Hundert Jahre nach dem Ausbruch des Ersten Weltkriegs bomben die Zauberlehrlinge wieder:

Friedensnobelpreisträger führt Krieg.

Während vieler Jahre hat sich das Gefühl zur Überzeugung gefestigt, dass sich die Menschheit zivilisiert, den Verstand über Emotionen stellt und erkennt, dass Bomben – aber noch gar nie Probleme lösten. Dennoch wird derzeit im Gazastreifen, in Israel, in Syrien, in der Ukraine mit Waffengewalt agiert.

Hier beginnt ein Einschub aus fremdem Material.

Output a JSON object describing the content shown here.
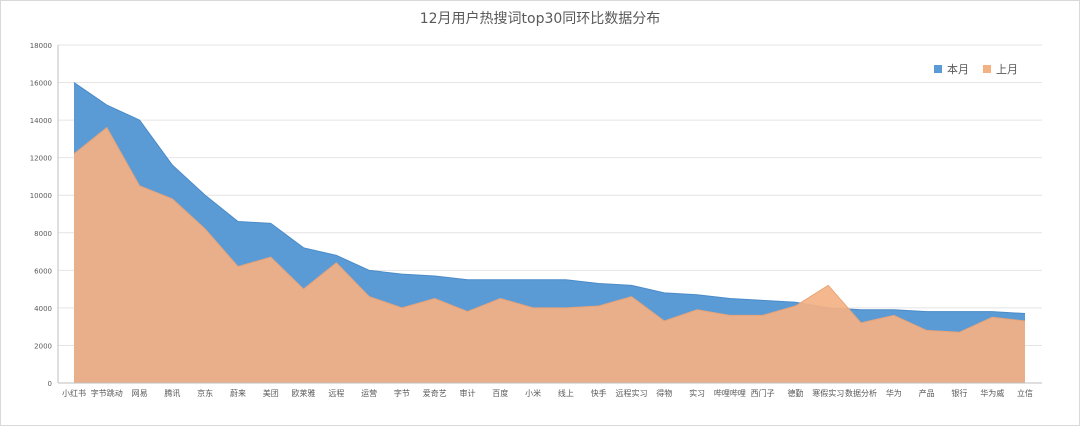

Und ausgerechnet der ehemalige Hoffnungsträger und Friedensnobelpreisträger Barak Obama setzt im Norden Iraks Sprengkörper ein und zündelt erst noch mit seiner befremdenen Polemik: Russland, das grösste Land der Welt, sei eine «Mittelmacht». Der amerikanische Präsident verhängt gemeinsam mit der EU Wirtschaftssanktionen gegen Russland, weil Putin angeblich die autonomen prorussischen Separatisten mit Waffen versorgen soll.

Die vorgängig wenig auffälligen EU-Avancen gegenüber der Ukraine indes sind eine schamlose Beleidigung für den russischen Präsidenten, genauso wie die nun verminderten diplomatischen Beziehungen der EU zu Russland und die Verhandlung über ein Partnerschaftsabkommen und Visa-Erleichterungen. Hohen Militärs und Politikern wird die Einreise in die EU verwehrt, deren Auslandkonten gesperrt. Damit will der Westen Druck auf den Kreml ausüben und die russischen Eliten von der Regierung spalten. Ein destruktiver Akt mehr. Die Ostwirtschaft ist arg getroffen, Banken und Energiekonzerne von den Kapitalmärkten getrennt. Jetzt fehlen die Devisen für die Bedienung der Auslandschulden. Und es sollen bereits 160 Milliarden Dollar aus der Russischen Föderation abgezogen worden sein. Diese Vergeltungsmassnahmen treffen den Präsidenten und das Land. Nur: Die Russen kennen Krisen aus dem Effeff, und sie nehmen deshalb die aktuellen Pressionen als wohlvertrauten Vorgang wahr.

Die Schweiz spielt – mit unserem Bundespräsidenten und OECD-Chef Didier Burkhalter – die Rolle des einzigen wahrnehmbaren Vermittlers während der absolut sinnlosen Kriege. Das ist genau die richtige und hoffnungsstiftende Aufgabe unseres Landes in der Welt, dass ein demokratisch gewählter Repräsentant als empathischer Menschenversteher und kluger Diplomat, die Türen zu allen eklatbelasteten Ländern offen hält und mit emotionaler Intelligenz Gespräche auf Augenhöhe für die Koexistenz plädiert. Dies funktioniert indes nur, wenn unsere Landesregierung nicht auf Druck von Aussen reagiert. Denn die mächtige EU unterstellt unserer kleinen Schweiz, sie verschaffe sich durch ihre neutrale Haltung und aktive Diplomatie einen wirtschaftlichen Vorteil und nehme derzeit eine für sie unpassende Stellung ein. Dass uns unsere guten Dienste schaden könnten, das zeigt die Welt in Schieflage.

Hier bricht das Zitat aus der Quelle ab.